Monday, December 01, 2008

How to turn anyone into a killer

Last Friday shoppers who'd been waiting outside a Wal-Mart for hours burst into the store, tragically trampling to death one of its employees.

Fists banged and shoulders pressed on the sliding-glass double doors, which bowed in with the weight of the assault. Six to 10 workers inside tried to push back, but it was hopeless.

Suddenly, witnesses and the police said, the doors shattered, and the shrieking mob surged through in a blind rush for holiday bargains. One worker, Jdimytai Damour, 34, was thrown back onto the black linoleum tiles and trampled in the stampede that streamed over and around him. Others who had stood alongside Mr. Damour trying to hold the doors were also hurled back and run over, witnesses said.

...

Some shoppers who had seen the stampede said they were shocked. One of them, Kimberly Cribbs of Queens, said the crowd had acted like “savages.” Shoppers behaved badly even as the store was being cleared, she recalled.

“When they were saying they had to leave, that an employee got killed, people were yelling, ‘I’ve been on line since yesterday morning,’ ” Ms. Cribbs told The Associated Press. “They kept shopping.”

The Milgram experiment among others has shown us definitively that ordinary citizens can become torturers and killers if you just nudge them inch by inch, initially asking them to do something trivially bad then gradually making them do worse things. That's how young idealistic recruits into government become bad.

In this case had the wave of shoppers been waiting only a couple of minutes I think they would in fact have become good Samaritans rather than homicidal. In fact they wouldn't have stormed the store in the first place. They would've been civil. It's the pressure of having been in line for hours, almost a full day if we are to believe the quote above, and in the cold(?) that turned these people into savages, as Cribbs describes them.

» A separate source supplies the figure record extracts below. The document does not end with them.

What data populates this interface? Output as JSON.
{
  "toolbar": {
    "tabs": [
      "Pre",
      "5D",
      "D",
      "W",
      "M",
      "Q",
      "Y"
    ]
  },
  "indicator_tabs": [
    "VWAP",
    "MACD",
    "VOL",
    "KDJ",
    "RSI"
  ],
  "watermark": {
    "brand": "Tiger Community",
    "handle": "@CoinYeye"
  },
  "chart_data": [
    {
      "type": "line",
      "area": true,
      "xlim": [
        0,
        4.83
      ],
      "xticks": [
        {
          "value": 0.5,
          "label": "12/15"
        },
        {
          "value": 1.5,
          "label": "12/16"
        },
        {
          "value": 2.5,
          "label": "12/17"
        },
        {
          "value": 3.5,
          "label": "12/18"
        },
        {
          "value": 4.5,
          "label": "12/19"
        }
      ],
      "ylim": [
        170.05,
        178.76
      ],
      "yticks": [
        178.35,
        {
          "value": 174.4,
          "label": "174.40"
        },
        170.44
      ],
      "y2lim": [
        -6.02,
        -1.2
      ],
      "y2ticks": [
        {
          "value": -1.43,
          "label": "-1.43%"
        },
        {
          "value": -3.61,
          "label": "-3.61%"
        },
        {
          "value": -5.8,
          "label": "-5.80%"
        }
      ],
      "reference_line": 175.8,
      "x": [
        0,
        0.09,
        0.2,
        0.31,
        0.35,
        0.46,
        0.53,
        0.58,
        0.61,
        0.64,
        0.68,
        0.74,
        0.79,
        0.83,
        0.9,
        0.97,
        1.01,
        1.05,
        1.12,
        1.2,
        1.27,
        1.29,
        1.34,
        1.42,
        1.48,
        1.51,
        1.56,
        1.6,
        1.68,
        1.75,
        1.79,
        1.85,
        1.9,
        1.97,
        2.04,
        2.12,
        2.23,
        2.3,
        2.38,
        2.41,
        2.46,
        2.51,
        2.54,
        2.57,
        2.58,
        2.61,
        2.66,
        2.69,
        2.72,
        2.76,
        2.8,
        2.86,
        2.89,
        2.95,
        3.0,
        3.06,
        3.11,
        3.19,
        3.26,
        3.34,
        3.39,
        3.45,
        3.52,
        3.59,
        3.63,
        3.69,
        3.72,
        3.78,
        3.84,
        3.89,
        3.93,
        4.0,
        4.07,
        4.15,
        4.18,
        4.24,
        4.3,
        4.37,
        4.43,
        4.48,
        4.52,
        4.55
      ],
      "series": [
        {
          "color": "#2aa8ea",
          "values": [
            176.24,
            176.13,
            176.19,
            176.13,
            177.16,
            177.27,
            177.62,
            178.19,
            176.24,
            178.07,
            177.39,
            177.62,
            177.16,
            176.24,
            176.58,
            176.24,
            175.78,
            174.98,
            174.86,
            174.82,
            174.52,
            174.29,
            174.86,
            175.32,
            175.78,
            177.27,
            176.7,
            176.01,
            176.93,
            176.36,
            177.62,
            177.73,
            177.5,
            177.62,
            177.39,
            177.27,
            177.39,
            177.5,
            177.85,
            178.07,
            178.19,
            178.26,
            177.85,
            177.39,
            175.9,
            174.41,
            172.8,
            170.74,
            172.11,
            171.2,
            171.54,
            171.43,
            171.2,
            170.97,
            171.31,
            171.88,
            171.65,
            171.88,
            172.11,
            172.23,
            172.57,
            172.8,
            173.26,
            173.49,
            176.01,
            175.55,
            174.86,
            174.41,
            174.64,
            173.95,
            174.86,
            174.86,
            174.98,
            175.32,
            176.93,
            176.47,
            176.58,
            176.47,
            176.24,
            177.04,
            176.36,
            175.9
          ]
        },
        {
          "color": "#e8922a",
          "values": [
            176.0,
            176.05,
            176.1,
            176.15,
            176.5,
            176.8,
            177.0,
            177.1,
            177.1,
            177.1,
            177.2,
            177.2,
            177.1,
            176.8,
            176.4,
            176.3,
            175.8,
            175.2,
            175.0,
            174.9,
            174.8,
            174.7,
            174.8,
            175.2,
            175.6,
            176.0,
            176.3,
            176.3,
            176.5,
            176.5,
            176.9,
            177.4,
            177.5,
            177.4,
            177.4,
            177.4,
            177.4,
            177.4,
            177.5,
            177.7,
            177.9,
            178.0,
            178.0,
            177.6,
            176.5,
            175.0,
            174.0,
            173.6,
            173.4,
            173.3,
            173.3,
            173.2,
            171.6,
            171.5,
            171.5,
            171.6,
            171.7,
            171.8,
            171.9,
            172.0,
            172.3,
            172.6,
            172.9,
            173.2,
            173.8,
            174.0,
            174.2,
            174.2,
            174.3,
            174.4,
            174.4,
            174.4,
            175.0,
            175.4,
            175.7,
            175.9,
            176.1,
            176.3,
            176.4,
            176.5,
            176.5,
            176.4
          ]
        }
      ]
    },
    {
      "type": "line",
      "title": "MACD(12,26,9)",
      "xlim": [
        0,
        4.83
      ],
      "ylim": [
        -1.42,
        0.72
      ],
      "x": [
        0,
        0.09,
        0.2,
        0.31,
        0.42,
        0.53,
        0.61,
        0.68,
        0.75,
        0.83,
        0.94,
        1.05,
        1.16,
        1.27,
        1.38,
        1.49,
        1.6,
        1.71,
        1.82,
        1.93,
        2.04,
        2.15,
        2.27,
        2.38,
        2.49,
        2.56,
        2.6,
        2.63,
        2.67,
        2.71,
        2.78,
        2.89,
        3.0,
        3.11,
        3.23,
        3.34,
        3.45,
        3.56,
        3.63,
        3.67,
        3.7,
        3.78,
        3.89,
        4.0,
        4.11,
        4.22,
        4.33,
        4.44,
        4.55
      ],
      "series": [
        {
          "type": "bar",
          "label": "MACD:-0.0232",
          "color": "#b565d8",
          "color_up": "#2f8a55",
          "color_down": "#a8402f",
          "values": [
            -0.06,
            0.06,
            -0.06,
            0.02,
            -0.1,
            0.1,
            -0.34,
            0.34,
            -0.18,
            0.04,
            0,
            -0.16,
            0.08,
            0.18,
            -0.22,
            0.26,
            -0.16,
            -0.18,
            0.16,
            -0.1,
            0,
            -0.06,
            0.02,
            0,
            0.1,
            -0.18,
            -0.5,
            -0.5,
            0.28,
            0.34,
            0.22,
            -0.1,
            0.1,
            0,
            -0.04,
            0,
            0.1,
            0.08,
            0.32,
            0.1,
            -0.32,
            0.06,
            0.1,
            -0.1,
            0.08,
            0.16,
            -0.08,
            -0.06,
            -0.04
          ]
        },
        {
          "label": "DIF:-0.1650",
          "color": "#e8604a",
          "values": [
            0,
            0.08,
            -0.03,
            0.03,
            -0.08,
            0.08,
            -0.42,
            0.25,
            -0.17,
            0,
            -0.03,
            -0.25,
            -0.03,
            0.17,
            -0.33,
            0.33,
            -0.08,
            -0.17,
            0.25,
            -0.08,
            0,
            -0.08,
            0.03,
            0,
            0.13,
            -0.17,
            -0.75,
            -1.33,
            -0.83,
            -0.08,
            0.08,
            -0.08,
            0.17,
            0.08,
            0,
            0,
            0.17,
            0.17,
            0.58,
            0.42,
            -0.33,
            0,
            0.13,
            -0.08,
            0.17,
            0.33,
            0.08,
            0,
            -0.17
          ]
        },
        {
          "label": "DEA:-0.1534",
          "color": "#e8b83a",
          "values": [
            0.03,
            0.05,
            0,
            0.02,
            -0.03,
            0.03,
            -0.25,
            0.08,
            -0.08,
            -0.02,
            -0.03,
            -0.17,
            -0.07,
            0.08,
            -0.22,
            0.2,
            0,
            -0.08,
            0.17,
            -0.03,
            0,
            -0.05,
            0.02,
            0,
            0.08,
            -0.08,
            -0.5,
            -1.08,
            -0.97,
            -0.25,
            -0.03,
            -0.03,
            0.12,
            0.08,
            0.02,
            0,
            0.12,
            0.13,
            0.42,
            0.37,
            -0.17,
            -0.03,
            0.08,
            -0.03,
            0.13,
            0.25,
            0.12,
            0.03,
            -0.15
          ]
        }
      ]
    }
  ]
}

Samaritan or otherwise, when under pressure, under stress, we all move closer to the edge. That said, stress and pressure may be contributing causal factors but they are not excuses. These people are guilty of having killed a person.

Since Cribbs was an observer she might've been closer to the back of the line. You'd expect people who've waited less and were less motivated to come and shop early to be among the more sober ones. Those who came earliest were the most motivated, the most "fanatical", therefore, the most dangerous, the most "savage."

In the aftermath I wouldn't be surprised if some of those shoppers directly responsible will even denigrate the deceased. They might call him stupid for putting himself in harm's way. These shoppers like all of us consider themselves decent, law abiding citizens. The psychological dissonance of having been party to a homicide demands an immediate resolution. In order to regain consonance, to maintain their self-image of being a good person, it is most likely they will pass the buck and blame--to the victim, to Wal-Mart, to the police, to circumstances. Admission of personal culpability/responsibility would be too painful a blow to their self concept. Needless to say, admission may get them incarcerated.